• Le doyen de la presse Européenne

Ni trumpisme ni angélisme : repenser la guerre contre le narcotrafic

Je n’ai jamais été de ceux qui regardent Donald Trump comme une boussole morale ou politique.

Ni trumpisme ni angélisme : repenser la guerre contre le narcotrafic



Je n’ai jamais été de ceux qui regardent Donald Trump comme une boussole morale ou politique. Son mépris des institutions, sa brutalité rhétorique et son usage opportuniste de la peur ont abîmé le débat public bien au-delà des États-Unis.

Pourtant, refuser Trump ne devrait pas nous condamner à refuser toute réflexion stratégique dès lors qu’elle touche à la guerre face au narcotrafic.
C’est précisément ce piège idéologique qui nous empêche aujourd’hui de penser autrement une guerre que nous sommes en train de perdre.
Car le constat est là, cru, amer : le narcotrafic n’est plus seulement un problème de délinquance ou de santé publique, c’est un phénomène politico-territorial.
Il structure des économies parallèles, contrôle des routes internationales, corrompt des États et transforme des quartiers entiers en zones grises.
En France, la « favelaisation » de certaines cités n’est pas un fantasme réactionnaire, c’est la traduction urbaine d’un narcotrafic mondialisé qui a pris une longueur d’avance sur les réponses nationales.
Face à cela, l’approche française reste largement défensive, fragmentée, presque pudique.
On traite les symptômes en bout de chaîne (saisies, arrestations, plans banlieue successifs) sans jamais s’attaquer sérieusement aux centres de gravité du système.

Les centres de gravité du système

Or ces centres ne se trouvent pas à Marseille, à Saint-Denis ou à Roubaix. Ils se trouvent principalement en Amérique latine, zone de production et d’exportation massive.
Le Venezuela, régime autoritaire en déliquescence, est devenu un hub stratégique du narcotrafic continental, un espace où s’entremêlent cartels, guérillas résiduelles, forces de sécurité corrompues et réseaux internationaux.
Fermer les yeux sur cette réalité au nom d’un anti-impérialisme de principe, c’est accepter que les rues françaises paient le prix de notre confort moral.
Bien sûr, le Venezuela n’est pas la place principale du marché international de la cocaïne.
Bien sûr, la Colombie, le Brésil, le Mexique, et la France via la Guyane sont tout autant menacés, car impliqués dans ce juteux marché parallèle.
Mais que dire également du Maroc ?
Faut-il pour autant applaudir n’importe quelle intervention américaine ? Certainement pas.
L’histoire des ingérences mal préparées, mal justifiées et cyniquement instrumentalisées est suffisamment lourde pour imposer la prudence.
Mais refuser par réflexe toute action extérieure robuste, y compris militaire, sous conditions strictes et multilatérales, revient à sanctuariser les narco-États et à abandonner nos propres territoires.

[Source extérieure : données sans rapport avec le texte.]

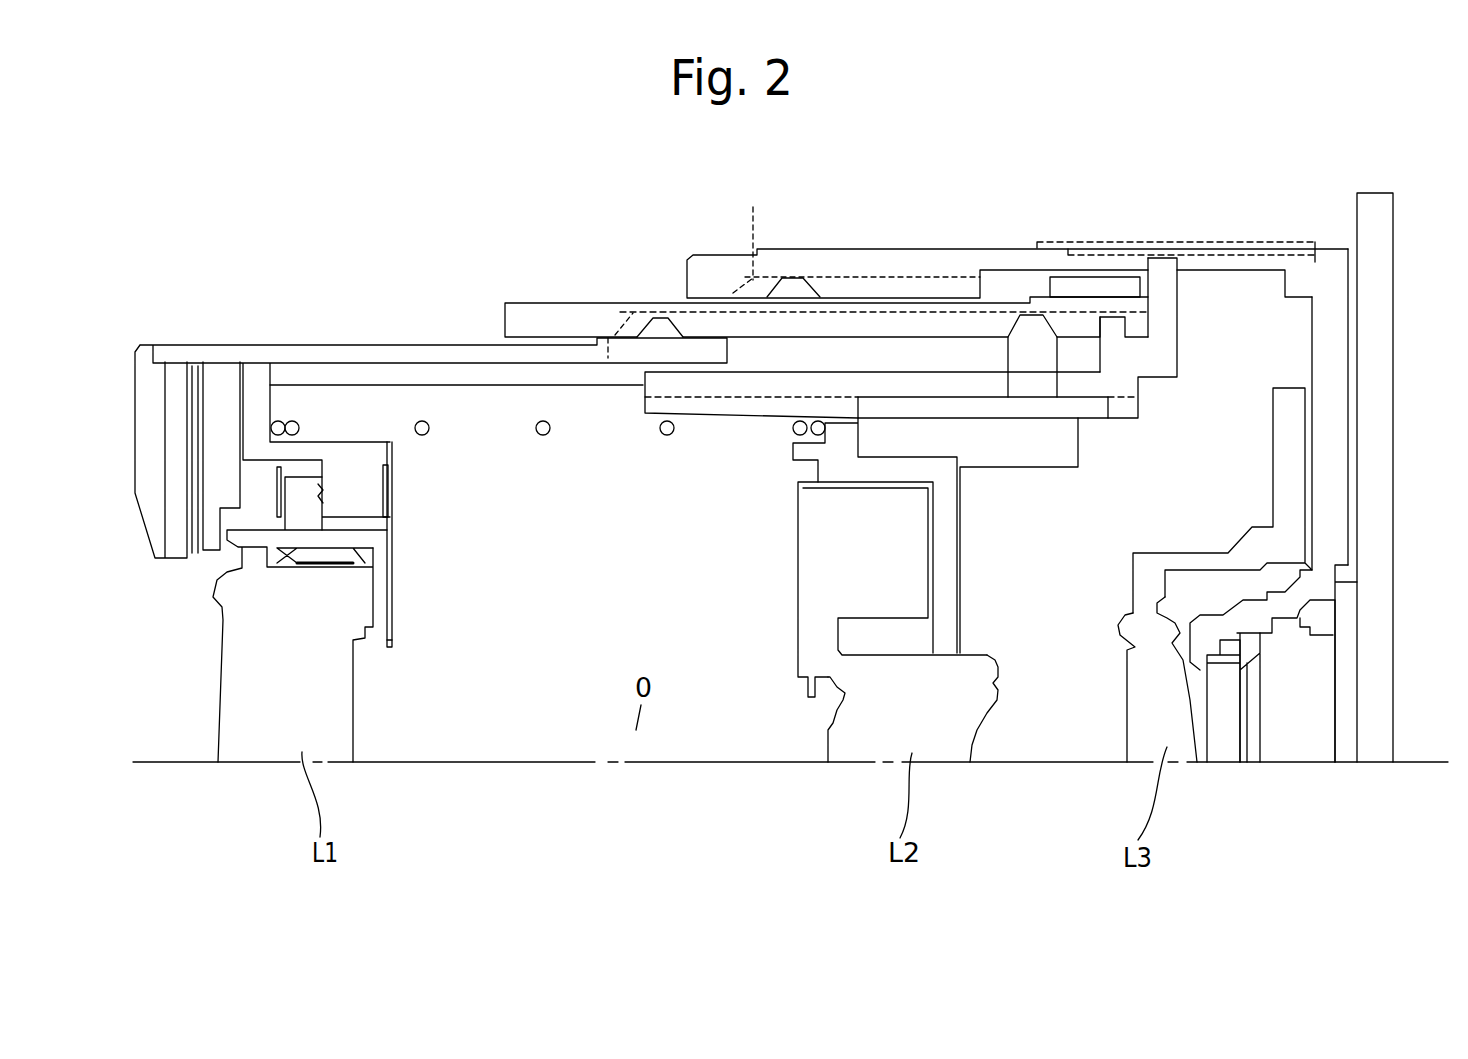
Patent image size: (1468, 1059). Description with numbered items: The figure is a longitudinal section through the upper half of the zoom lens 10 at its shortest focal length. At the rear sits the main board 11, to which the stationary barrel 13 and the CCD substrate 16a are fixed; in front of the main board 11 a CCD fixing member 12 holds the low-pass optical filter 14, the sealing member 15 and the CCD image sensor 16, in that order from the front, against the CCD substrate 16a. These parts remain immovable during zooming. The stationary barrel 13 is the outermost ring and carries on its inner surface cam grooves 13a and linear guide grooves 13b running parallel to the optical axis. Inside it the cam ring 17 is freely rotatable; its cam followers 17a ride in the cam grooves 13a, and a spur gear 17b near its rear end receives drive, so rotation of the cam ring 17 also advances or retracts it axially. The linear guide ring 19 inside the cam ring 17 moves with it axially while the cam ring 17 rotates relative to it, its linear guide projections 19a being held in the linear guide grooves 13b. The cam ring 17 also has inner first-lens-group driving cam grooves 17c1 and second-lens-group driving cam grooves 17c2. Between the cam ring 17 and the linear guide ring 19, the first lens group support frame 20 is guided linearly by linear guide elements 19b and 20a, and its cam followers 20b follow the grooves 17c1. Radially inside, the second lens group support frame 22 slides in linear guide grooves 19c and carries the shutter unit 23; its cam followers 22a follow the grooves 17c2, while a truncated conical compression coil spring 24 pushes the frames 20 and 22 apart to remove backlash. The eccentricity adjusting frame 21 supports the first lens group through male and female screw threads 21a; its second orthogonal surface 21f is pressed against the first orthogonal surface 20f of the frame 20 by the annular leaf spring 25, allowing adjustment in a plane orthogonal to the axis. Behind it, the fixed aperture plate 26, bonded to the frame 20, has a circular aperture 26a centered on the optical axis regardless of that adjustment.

The zoom lens 10 is at (208, 208).
The main board 11 is at (1373, 573).
The CCD fixing member 12 is at (1338, 408).
The stationary barrel 13 is at (708, 273).
The cam grooves 13a is at (757, 229).
The linear guide grooves 13b is at (1228, 253).
The low-pass optical filter 14 is at (1228, 755).
The sealing member 15 is at (1247, 658).
The CCD image sensor 16 is at (1313, 737).
The CCD substrate 16a is at (1348, 735).
The cam ring 17 is at (547, 308).
The cam followers 17a is at (800, 285).
The spur gear 17b is at (1120, 285).
The first-lens-group driving cam grooves 17c1 is at (883, 242).
The second-lens-group driving cam grooves 17c2 is at (888, 312).
The linear guide ring 19 is at (1170, 325).
The linear guide projections 19a is at (1170, 295).
The linear guide element 19b is at (757, 380).
The linear guide grooves 19c is at (1130, 402).
The first lens group support frame 20 is at (248, 357).
The linear guide element 20a is at (592, 377).
The cam followers 20b is at (650, 317).
The first orthogonal surface 20f is at (315, 487).
The eccentricity adjusting frame 21 is at (238, 540).
The male and female screw threads 21a is at (320, 555).
The second orthogonal surface 21f is at (322, 500).
The second lens group support frame 22 is at (1043, 452).
The cam followers 22a is at (1047, 353).
The shutter unit 23 is at (815, 583).
The compression coil spring 24 is at (287, 421).
The annular leaf spring 25 is at (277, 507).
The fixed aperture plate 26 is at (392, 577).
The circular aperture 26a is at (392, 650).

Une guerre globale, des choix difficiles

Ce que Trump formulait souvent de manière grossière contenait parfois, malgré lui, une intuition juste.
On ne gagnera pas cette guerre uniquement avec des travailleurs sociaux et des policiers de la BAC.
Cela ne signifie pas adopter son monde ni ses méthodes, mais accepter que la sécurité intérieure de la France se joue aussi hors de ses frontières.
Comme pour le terrorisme, le narcotrafic exige une stratégie en profondeur, qui combine diplomatie, renseignement, sanctions économiques et, en dernier recours, action coercitive internationale.
La question n’est donc pas « Trump ou pas Trump ». Elle est : voulons-nous continuer à regarder nos cités se fragmenter, nos services publics reculer et nos élus locaux impuissants, pendant que nous débattons de sémantique ?
Ou acceptons-nous enfin que la lutte contre le narcotrafic est une guerre globale, qui impose des choix difficiles et des alliances parfois inconfortables ?
Être progressiste, aujourd’hui, ce n’est pas nier la violence du réel. C’est refuser qu’elle devienne la norme pour les plus pauvres, pendant que les classes moyennes se rassurent avec de grands principes.